The main questionable point is learning from the latest data and testing on older data. This is somewhat analogous to looking into the future: the latest current models incorporate something from earlier models (market participants have memory, after all), but in the opposite direction it is more difficult to predict the future. I think that if you restart the algorithm in a canonical way (training on old data, testing on new data - this is more like reality), the result will not be so good.
 
Stanislav Korotky:
The main questionable point is learning from the latest data and testing on older data. This is somewhat analogous to looking into the future: the latest current models incorporate something from earlier models (market participants have memory, after all), but in the opposite direction it is more difficult to predict the future. I think that if you restart the algorithm in a canonical way (training on old data, testing on new data - it's more like reality), the result is not so good.
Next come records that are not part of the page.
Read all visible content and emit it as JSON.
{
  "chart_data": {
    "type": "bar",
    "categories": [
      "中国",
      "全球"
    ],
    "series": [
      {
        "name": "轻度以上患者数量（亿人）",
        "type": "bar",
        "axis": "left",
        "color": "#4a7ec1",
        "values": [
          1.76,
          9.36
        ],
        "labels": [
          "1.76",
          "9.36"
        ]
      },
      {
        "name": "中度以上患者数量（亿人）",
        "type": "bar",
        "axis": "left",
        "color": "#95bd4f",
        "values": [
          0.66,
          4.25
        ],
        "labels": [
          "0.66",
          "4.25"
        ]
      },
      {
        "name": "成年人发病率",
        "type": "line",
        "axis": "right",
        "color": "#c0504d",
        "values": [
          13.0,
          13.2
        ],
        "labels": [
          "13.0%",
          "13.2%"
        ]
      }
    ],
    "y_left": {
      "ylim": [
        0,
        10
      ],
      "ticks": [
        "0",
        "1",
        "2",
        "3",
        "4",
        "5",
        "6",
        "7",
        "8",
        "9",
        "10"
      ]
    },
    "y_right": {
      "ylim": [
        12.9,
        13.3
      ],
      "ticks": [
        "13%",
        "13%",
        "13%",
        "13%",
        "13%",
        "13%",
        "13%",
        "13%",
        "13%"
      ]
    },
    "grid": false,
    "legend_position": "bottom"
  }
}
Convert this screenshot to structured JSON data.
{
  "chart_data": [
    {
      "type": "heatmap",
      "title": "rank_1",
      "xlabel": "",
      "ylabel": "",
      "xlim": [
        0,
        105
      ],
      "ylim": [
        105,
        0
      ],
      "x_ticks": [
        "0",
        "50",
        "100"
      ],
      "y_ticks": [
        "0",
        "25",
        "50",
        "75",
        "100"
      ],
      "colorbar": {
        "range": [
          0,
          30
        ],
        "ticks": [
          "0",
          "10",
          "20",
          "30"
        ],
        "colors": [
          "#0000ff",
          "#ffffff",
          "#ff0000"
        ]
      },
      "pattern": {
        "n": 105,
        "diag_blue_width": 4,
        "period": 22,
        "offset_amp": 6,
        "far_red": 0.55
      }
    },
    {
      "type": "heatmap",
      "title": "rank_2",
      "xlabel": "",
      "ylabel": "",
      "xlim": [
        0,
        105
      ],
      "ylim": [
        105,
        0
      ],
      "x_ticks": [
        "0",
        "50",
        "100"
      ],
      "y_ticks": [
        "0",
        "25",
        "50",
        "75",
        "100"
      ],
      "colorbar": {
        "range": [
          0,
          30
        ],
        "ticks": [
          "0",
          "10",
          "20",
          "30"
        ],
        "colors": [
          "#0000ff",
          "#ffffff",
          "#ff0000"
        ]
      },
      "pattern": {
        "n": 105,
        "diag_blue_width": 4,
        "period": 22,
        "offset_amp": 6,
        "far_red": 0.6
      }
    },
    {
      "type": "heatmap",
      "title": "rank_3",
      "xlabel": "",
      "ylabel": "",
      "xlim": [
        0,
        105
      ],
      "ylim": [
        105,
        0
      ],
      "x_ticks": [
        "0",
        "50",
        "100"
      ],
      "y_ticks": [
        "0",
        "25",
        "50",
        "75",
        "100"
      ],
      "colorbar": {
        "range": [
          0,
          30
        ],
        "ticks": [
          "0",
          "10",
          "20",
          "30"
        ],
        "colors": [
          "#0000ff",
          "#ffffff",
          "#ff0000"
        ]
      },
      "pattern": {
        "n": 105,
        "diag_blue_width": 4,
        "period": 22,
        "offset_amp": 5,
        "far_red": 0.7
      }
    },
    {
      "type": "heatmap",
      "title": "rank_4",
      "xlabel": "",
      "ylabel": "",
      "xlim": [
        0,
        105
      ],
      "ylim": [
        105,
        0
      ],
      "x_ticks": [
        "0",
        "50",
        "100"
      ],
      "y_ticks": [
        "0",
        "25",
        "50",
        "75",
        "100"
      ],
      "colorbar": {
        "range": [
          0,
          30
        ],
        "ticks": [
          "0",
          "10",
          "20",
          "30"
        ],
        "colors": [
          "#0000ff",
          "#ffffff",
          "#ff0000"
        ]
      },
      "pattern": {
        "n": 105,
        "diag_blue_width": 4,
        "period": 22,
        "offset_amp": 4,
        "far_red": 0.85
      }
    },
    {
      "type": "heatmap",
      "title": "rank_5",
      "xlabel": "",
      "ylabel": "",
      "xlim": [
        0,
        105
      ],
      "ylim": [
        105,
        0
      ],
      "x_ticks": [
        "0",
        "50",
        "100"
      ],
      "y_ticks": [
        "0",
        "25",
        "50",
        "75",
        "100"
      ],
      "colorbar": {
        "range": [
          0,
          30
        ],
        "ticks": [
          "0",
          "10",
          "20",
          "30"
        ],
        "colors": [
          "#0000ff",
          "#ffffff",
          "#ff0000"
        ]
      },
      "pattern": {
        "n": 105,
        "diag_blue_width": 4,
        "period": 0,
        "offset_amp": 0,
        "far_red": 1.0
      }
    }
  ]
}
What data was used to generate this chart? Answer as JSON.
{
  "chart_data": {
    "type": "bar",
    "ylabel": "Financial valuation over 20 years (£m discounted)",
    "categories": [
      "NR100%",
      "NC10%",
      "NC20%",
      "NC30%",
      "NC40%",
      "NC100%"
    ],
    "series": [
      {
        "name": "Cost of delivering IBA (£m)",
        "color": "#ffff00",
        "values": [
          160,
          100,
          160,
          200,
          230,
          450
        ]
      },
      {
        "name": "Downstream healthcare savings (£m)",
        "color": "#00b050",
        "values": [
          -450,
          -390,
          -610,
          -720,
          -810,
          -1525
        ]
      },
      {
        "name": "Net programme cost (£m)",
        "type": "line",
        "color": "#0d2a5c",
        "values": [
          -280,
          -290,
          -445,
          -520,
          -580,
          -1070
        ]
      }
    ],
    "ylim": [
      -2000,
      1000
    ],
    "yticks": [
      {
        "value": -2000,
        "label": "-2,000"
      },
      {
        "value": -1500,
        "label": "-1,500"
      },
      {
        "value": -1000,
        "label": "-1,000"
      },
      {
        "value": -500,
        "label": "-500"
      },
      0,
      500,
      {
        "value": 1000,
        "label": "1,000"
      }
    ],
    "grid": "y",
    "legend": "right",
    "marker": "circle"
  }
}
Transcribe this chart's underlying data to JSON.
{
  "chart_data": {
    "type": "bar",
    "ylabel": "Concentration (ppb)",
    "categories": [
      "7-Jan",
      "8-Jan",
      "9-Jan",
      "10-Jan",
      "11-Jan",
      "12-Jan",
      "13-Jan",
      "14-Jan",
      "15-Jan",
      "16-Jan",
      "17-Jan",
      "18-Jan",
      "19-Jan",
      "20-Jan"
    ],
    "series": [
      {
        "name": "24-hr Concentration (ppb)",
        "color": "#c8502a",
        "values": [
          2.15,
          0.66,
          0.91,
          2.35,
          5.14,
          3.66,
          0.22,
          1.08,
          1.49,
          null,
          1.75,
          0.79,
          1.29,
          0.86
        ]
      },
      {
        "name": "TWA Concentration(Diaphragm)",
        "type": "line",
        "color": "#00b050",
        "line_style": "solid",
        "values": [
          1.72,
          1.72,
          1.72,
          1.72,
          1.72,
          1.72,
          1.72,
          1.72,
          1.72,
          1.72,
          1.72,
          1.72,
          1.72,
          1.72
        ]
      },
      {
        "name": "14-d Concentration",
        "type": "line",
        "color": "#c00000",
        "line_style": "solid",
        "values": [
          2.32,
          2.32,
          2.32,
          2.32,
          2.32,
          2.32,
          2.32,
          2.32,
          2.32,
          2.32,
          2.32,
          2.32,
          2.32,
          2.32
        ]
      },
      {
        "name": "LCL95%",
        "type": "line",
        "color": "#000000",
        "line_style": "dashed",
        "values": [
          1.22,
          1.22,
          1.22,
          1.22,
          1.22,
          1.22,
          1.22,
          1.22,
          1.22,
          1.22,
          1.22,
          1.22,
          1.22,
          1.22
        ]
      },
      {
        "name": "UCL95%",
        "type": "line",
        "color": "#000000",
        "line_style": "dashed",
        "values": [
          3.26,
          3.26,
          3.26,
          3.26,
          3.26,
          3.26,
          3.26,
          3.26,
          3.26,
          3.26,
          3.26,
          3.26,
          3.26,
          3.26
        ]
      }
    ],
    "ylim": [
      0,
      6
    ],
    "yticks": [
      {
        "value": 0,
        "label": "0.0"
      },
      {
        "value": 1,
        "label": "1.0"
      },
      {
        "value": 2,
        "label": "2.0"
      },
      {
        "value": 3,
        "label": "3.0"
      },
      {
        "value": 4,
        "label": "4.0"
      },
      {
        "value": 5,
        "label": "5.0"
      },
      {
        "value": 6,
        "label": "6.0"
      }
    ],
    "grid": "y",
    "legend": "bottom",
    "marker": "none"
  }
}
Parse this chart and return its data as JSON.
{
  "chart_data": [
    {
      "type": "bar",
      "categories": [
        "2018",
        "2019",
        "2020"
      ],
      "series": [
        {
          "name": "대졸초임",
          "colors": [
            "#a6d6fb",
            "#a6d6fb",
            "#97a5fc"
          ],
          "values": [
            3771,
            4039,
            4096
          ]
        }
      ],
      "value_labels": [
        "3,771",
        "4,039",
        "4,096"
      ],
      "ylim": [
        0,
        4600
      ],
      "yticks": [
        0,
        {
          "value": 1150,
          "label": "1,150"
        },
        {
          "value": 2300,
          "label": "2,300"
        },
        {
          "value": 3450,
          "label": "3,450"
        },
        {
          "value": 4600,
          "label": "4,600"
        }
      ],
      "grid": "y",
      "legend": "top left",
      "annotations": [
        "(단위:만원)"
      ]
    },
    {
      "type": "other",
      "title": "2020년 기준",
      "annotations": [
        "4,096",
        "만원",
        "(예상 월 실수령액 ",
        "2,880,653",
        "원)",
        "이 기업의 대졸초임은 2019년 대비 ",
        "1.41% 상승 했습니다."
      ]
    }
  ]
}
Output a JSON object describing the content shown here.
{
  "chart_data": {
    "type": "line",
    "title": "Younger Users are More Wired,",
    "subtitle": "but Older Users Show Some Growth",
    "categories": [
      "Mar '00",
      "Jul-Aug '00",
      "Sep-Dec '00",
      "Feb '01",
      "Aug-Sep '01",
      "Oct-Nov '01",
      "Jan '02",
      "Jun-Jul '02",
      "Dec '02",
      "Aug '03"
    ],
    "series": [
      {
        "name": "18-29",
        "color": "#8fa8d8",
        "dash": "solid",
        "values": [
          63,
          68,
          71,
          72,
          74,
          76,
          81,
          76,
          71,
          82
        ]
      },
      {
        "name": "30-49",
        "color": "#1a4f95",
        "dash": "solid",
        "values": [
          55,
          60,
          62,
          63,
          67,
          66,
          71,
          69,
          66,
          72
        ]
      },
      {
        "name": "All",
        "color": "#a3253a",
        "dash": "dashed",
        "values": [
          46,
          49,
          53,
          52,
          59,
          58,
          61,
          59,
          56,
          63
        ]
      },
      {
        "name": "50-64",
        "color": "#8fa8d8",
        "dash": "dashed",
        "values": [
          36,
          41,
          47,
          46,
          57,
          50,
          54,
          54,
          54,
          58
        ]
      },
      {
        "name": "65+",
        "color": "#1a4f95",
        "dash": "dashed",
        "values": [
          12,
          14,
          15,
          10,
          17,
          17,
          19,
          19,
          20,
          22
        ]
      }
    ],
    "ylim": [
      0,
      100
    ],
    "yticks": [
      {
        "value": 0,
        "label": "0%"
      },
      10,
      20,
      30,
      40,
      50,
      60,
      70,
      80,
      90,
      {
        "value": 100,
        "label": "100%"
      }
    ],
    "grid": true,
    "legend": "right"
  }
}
As far as I understand, for this method it's only a matter of brute force time.

 
Aleksey Vyazmikin:

As far as I understand it, for this method it is only a matter of brute force time.

I didn't realise that. I could be wrong, but in the settings it is ironcladly prescribed to train in the last year and test in the previous years, starting from 2015.

 
Stanislav Korotky:

I didn't realise that. I could be wrong, but in the settings it is ironcladly prescribed to train in the last year and test in the previous years, starting from 2015.

So there is a brute force - the purpose of which is to find those patterns in 2020, which were in effect for the entire period - since 2015. Theoretically, it may be necessary to brute force more, but the goal will be achieved, the other thing is that it is not clear whether it is a pattern or a fitting, and without even a hypothetical answer to this question, it is difficult to make a decision on the feasibility of installing the TC on the real....

 
Aleksey Vyazmikin:

So there is an oversampling - the purpose of which is to find those patterns in 2020, which were in effect for the entire period - since 2015. Theoretically, it may be necessary to brute force more, but the goal will be achieved, the other thing is that it is not clear whether it is a pattern or a fitting, and without even a hypothetical answer to this question, it is difficult to make a decision on the expediency of installing the TC on the real....

Depends on what to consider a regularity, if it is the order of increments, tied to time, it is a seasonal regularity of behaviour of increments, if without binding, then the same sequence of increments with some freedom in accuracy.

And it depends on what is considered fitting. If knowingly identical series, then it is a fitting, but the purpose of the test (no matter from which side) is to check the result on not identical areas.

And the logic of training on the near period is logical, but it is the same, if we test in the depth of history, the result should be the same, if we train in the depth of history, and test in the near period.

We only confirm the hypothesis that there are regularities in the test and training plots.